Lighthouse Reports, en collaboration avec SRF, ARD Monitor, Al Jazeera, Il Domani et Solomon, a obtenu des photographies, des séquences vidéo et des témoignages révélant que les personnes qui risquent leur vie en s'embarquant sur des ferries à destination des ports italiens de l'Adriatique (Venise, Ancône, Bari et Brindisi) dans l'espoir de demander l'asile se voient refuser la possibilité de le faire. Au lieu de cela, elles sont détenues dans le port avant d'être enfermées sur les navires sur lesquels elles sont arrivées et renvoyées en Grèce. En plus d’avoir pu filmer les lieux, les journalistes ont trouvé des inscriptions sur les murs de ces « prisons », les noms des personnes illégalement détenues et des dates, autant de preuves accablantes pour l’Union européenne. Parmi les personnes détenues se trouvent aussi des mineurs d’âge. En recoupant les témoignages, Lighthouse Reports et ses partenaires ont pu identifier plus de 200 personnes ayant été illégalement emmenées en Grèce par les autorités italiennes. Un chiffre qui ne serait que la pointe de l'Iceberg.

Copyright : Sur le navire commercial Superfast I, les personnes sont détenues dans des cages métalliques dans la salle des garages sur l'un des ponts inférieurs.

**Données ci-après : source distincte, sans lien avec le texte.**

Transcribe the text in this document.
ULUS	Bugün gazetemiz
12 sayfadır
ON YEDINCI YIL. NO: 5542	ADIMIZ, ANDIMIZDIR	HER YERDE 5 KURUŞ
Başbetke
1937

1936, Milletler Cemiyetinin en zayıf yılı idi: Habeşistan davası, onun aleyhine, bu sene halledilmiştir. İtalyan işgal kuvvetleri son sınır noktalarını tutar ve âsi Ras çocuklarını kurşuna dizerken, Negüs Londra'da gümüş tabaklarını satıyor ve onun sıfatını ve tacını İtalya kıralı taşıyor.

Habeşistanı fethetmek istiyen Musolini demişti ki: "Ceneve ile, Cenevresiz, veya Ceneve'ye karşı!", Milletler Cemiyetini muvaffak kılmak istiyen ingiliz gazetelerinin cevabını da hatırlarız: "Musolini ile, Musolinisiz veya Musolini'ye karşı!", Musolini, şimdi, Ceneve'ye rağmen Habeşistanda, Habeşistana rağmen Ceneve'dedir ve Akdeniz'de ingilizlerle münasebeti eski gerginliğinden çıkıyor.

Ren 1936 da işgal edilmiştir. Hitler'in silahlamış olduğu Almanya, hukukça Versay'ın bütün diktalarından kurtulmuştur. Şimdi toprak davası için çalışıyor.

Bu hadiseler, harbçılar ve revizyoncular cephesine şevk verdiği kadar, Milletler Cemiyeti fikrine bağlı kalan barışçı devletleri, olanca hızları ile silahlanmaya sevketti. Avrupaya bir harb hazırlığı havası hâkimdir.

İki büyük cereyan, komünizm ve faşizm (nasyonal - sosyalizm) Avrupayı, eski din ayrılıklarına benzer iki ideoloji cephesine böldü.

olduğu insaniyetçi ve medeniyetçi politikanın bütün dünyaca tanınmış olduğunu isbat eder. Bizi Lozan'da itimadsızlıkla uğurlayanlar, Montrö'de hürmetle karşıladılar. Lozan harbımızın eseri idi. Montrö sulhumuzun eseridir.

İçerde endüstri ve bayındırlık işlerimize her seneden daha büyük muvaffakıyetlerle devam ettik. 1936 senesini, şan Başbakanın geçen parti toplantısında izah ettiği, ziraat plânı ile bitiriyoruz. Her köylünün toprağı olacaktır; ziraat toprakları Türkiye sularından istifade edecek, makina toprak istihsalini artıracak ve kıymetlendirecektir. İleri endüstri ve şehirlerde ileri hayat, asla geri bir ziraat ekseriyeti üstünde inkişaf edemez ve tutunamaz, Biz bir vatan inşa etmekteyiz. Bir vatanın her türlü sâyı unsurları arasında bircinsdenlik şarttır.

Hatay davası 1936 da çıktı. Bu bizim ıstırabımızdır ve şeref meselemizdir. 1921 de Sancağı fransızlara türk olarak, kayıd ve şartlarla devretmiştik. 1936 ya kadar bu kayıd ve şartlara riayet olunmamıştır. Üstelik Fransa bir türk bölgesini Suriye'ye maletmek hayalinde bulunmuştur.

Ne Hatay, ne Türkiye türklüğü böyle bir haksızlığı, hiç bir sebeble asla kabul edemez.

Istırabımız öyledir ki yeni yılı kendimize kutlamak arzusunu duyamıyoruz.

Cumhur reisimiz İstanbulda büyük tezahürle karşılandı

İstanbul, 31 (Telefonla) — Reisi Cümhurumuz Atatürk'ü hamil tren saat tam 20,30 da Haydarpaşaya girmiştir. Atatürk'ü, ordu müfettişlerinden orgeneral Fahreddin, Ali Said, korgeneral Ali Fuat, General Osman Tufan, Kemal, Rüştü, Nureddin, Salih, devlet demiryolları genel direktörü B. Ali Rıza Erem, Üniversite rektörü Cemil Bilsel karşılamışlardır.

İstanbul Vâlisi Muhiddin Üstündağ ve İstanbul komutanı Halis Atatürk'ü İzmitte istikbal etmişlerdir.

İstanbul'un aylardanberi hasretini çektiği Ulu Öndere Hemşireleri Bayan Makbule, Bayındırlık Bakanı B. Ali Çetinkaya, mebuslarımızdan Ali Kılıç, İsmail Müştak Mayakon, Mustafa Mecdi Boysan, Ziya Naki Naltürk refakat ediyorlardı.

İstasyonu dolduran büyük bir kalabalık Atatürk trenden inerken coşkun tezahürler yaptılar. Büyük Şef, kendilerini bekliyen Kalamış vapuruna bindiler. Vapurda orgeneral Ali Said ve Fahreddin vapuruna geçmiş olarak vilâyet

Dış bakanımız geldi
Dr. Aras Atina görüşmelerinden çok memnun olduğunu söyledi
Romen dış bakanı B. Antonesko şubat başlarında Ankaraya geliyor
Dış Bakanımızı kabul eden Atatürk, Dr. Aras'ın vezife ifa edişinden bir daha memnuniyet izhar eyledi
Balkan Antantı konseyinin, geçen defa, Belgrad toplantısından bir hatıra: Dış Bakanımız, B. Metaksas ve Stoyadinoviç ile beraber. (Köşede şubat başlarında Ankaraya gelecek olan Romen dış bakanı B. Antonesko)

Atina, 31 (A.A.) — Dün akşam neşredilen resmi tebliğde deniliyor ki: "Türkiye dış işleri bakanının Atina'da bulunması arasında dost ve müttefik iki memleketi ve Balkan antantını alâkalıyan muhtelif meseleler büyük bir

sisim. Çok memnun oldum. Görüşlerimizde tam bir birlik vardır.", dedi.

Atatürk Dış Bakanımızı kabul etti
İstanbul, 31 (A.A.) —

Il y fait extrêmement chaud pendant les mois d'été

Une complicité à l’Europe

En vertu d'un accord bilatéral de « réadmission » signé entre le gouvernement italien et le gouvernement grec - en vigueur depuis 1999 bien qu'il n'ait pas été ratifié par le parlement italien - l'Italie est autorisée à renvoyer dans le pays les migrants sans papiers qui sont arrivés de Grèce. Cette mesure ne peut toutefois être appliquée aux demandeurs d'asile. Or, des demandeurs d'asile originaires d'Afghanistan, de Syrie et d'Irak ont été soumis à ce traitement au cours des 24 derniers mois, constate Lighthouse Reports : 157 personnes ont été renvoyées d'Italie en Grèce en 2021, et 74 en 2022.

Depuis un arrêt de la Cour Européenne des droits de l’homme (CEDH) de 2014, l'Italie affirme pourtant avoir cesser cette pratique et fait pression pour que le contrôle officiel de ses processus frontaliers au port - mis en place à la suite de cet arrêt - soit arrêté au motif que les violations ne se produisent plus. Wenzel Michalski, directeur de Human Rights Watch Allemagne, pointe dans un communiqué la question de la complicité de l'UE, affirmant que les conclusions de Lighthouse Reports relèvent de l’évidence et démontrent « comment l'Europe s'est autorisée à tolérer de telles pratiques ».